Evaluation of parental leave in Luxembourg, focus on couples’ strategies and the role of workplace characteristics (CORE) (PARENT)
Given the increasing economic need for dual-earner couples, balancing the demands of family and work has become one of the most pressing issues for families with young children. Parental leave is one of the most important policies that aims to tackle this problem by facilitating employment for mothers and supporting the involvement of fathers in childcare. Evaluation of existing parental leave policies helps to understand to what extend these objectives are met and how different segments of the eligible population respond to the policy. In the existing literature on parental leave assessment, several gaps can be identified that leave room for innovative research. For example, there are only very few studies that analyse a couple’s parental leave strategies. The role of employers’ characteristics in the leave-taking strategies of individuals as well as couples also remains under researched. As regards the evaluation of the effect of parental leave on labour market outcomes, the empirical evidence on the effect of parental leave on the intensity of labour market participation and post-birth wages among fathers and mothers is limited, and there is little analysis of the heterogeneity of the policy responses across various subgroups of mothers and fathers.

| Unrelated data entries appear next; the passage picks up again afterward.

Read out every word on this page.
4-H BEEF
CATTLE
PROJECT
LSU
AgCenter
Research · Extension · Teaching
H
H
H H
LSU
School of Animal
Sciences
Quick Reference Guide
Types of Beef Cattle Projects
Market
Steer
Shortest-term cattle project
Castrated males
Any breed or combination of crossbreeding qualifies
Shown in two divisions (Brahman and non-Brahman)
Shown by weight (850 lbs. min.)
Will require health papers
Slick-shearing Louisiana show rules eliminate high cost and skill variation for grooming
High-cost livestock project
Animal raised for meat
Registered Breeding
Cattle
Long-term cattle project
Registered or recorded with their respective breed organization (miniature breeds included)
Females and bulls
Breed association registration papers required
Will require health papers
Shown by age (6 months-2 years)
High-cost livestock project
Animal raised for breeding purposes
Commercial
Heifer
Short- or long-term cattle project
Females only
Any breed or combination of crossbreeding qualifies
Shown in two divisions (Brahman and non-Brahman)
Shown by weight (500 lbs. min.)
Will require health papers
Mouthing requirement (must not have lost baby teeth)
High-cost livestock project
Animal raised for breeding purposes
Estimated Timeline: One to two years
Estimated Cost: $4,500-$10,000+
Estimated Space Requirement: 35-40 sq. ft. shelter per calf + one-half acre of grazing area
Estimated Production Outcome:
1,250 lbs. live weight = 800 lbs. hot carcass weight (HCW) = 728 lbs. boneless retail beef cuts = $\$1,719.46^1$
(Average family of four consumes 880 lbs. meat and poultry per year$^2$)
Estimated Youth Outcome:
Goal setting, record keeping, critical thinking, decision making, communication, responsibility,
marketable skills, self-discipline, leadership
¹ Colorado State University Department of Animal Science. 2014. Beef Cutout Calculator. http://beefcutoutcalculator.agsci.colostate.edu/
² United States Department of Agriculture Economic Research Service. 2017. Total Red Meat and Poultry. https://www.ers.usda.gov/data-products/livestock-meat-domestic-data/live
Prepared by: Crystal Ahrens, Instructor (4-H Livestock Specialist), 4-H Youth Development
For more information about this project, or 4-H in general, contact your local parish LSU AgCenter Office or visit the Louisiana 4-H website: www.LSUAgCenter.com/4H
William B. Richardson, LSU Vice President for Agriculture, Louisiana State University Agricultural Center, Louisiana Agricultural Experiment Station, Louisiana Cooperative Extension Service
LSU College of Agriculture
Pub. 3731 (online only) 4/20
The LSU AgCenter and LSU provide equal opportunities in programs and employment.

This project aims at filling these gaps by addressing the following three research questions. First, how are the employer-level characteristics associated with joint couples’ leave-taking strategies? The second question is how the introduction of parental leave in Luxembourg affected the number of hours worked by mothers and fathers over five years following the birth of a child and whether there was heterogeneity in this effect across different subgroups of mothers and fathers depending on their workplace characteristics. Lastly, we ask what the effect of parental leave-taking on mothers’ and fathers’ wages after the birth of a child is, taking into account any workplace characteristics. We use the case study of Luxembourg, because its parental leave scheme has particular features that are relevant to tackling the aforementioned research objectives. Additionally, Luxembourg provides a unique longitudinal social security database containing individual-, coupleand company-level information that allows to analyse these issues and establish causal effects.